Batch Processing a pile of Word Documents

Welcome Forums General PowerShell Q&A Batch Processing a pile of Word Documents

This topic contains 2 replies, has 3 voices, and was last updated by

Ron
 
Participant
1 year, 8 months ago.

  • Author
    Posts
  • #63466

    Participant
    Points: 0
    Rank: Member

    Hey Folks,

    I've been looking into a problem of a friend of mine. He has a group people filling aut a form (word / doc /docx ) and these are in a folder. So we need to automate the processing hundreds documents and grab specific parameters and write the into a ".csv"-file.

    So, I can read the files and stack them but fishing the specified string, that`s where it starts to get tuff.

    Can anybody help out here?

    
    $docPath = $args[0]
    Write-Host "Processing Documents from:" $docPath 
    $all_docs = Get-ChildItem $docPath -filter "*.docx"
    
    $word = New-Object -comobject "Word.Application"
    $word.Visible = $False
    
    # Now, open each document and list the "ContentControls"
    $all_items = @()
    foreach ( $doc in $all_docs)
    {
      Write-Host "Processing :" $doc.FullName
      $doc = $word.Documents.Open($doc.FullName);
    	
      $controls = $doc.ContentControls.Count	
      Write-Host "Found : " $controls.Count " Content Controls"
    
      # Now, we create a collection of custom objects which are holding the data
      $item = New-Object System.Object
      foreach ( $control in $doc.ContentControls )
      {
        $item | Add-Member -type NoteProperty -name $control.Title -value $control.Range.Text
      }
      $item
      $all_items += $item
      $doc.Close()
    }
    
    # Last, we save the collection to a CSV file
    $all_items | Export-CSV "exportData_DATE.CSV"
    
    
  • #63501

    Keymaster
    Points: 1,524
    Helping HandTeam Member
    Rank: Community Hero

    Yeah, Word is about the worst-case scenario for this, unfortunately, and you're going to be stuck with a decade-old COM object to work with. And this isn't _really_ PowerShell; it's COM programming against Word. I say this only because, historically, we've have very low turnout on this type of question, and I didn't want you hanging around waiting for an answer that might not be forthcoming. Sorry :(.

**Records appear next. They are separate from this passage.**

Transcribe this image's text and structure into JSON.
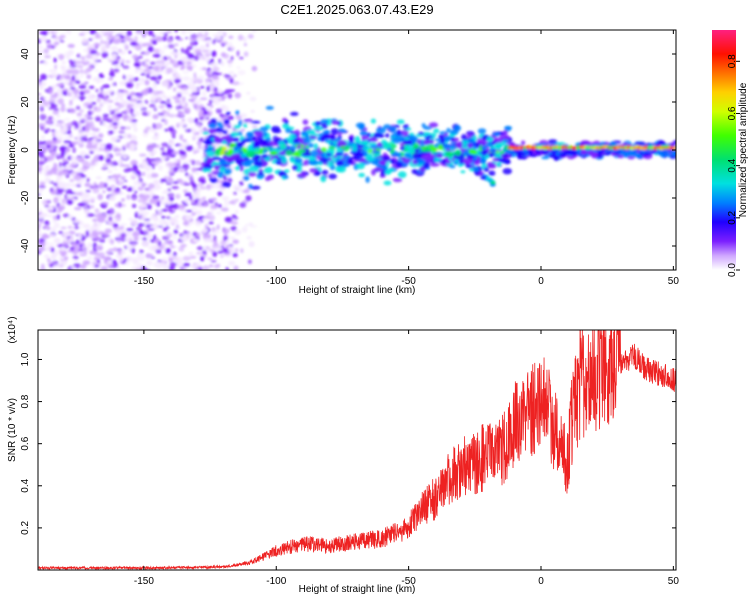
{
  "figure_title": "C2E1.2025.063.07.43.E29",
  "chart_data": [
    {
      "type": "heatmap",
      "title": "",
      "xlabel": "Height of straight line (km)",
      "ylabel": "Frequency (Hz)",
      "xlim": [
        -190,
        51
      ],
      "ylim": [
        -50,
        50
      ],
      "xticks": [
        -150,
        -100,
        -50,
        0,
        50
      ],
      "yticks": [
        -40,
        -20,
        0,
        20,
        40
      ],
      "colorbar": {
        "label": "Normalized spectral amplitude",
        "range": [
          0,
          0.92
        ],
        "ticks": [
          "0.0",
          "0.2",
          "0.4",
          "0.6",
          "0.8"
        ],
        "colors": [
          "#f4e8ff",
          "#cfa6ff",
          "#7b1fff",
          "#2000ff",
          "#0080ff",
          "#00e0e0",
          "#00e070",
          "#40ff00",
          "#d0ff00",
          "#ffd000",
          "#ff7000",
          "#ff1000",
          "#ff2080"
        ]
      },
      "regions": [
        {
          "name": "noise",
          "x_range": [
            -190,
            -110
          ],
          "f_range": [
            -50,
            50
          ],
          "level": 0.05
        },
        {
          "name": "signal-band",
          "x_range": [
            -127,
            51
          ],
          "f_center": 0,
          "f_halfwidth": 6,
          "level": 0.35
        },
        {
          "name": "strong-tail",
          "x_range": [
            -12,
            51
          ],
          "f_center": 1,
          "f_halfwidth": 2,
          "level": 0.85
        },
        {
          "name": "branch",
          "x_range": [
            -28,
            -18
          ],
          "f_range": [
            -14,
            -6
          ],
          "level": 0.3
        }
      ]
    },
    {
      "type": "line",
      "title": "",
      "xlabel": "Height of straight line (km)",
      "ylabel": "SNR (10 * v/v)",
      "scale_label": "(x10⁴)",
      "xlim": [
        -190,
        51
      ],
      "ylim": [
        0,
        1.14
      ],
      "xticks": [
        -150,
        -100,
        -50,
        0,
        50
      ],
      "yticks": [
        "0.2",
        "0.4",
        "0.6",
        "0.8",
        "1.0"
      ],
      "color": "#ee2222",
      "envelope": {
        "x": [
          -190,
          -140,
          -120,
          -110,
          -100,
          -90,
          -80,
          -70,
          -60,
          -50,
          -45,
          -40,
          -35,
          -30,
          -25,
          -20,
          -15,
          -12,
          -10,
          -5,
          0,
          5,
          8,
          10,
          12,
          15,
          20,
          25,
          30,
          35,
          40,
          45,
          51
        ],
        "y": [
          0.01,
          0.01,
          0.015,
          0.03,
          0.08,
          0.11,
          0.1,
          0.12,
          0.13,
          0.18,
          0.25,
          0.3,
          0.38,
          0.42,
          0.45,
          0.48,
          0.5,
          0.55,
          0.6,
          0.65,
          0.72,
          0.6,
          0.5,
          0.45,
          0.65,
          0.78,
          0.82,
          0.86,
          0.96,
          1.02,
          0.95,
          0.93,
          0.9
        ]
      }
    }
  ]
}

    But, if you figure it out, maybe you'll consider dropping by now and again to answer these kinds of questions when they come up :).

  • #63507
    Ron

    Participant
    Points: 0
    Rank: Member

    It looks like he may have already figured out the COM part, but doesn't know how to get the data being returned in the format he wants. It might help to fill out a form with test data, show us the output, and then show us what you want it to be. This might actually be more of a Regex question.

The topic ‘Batch Processing a pile of Word Documents’ is closed to new replies.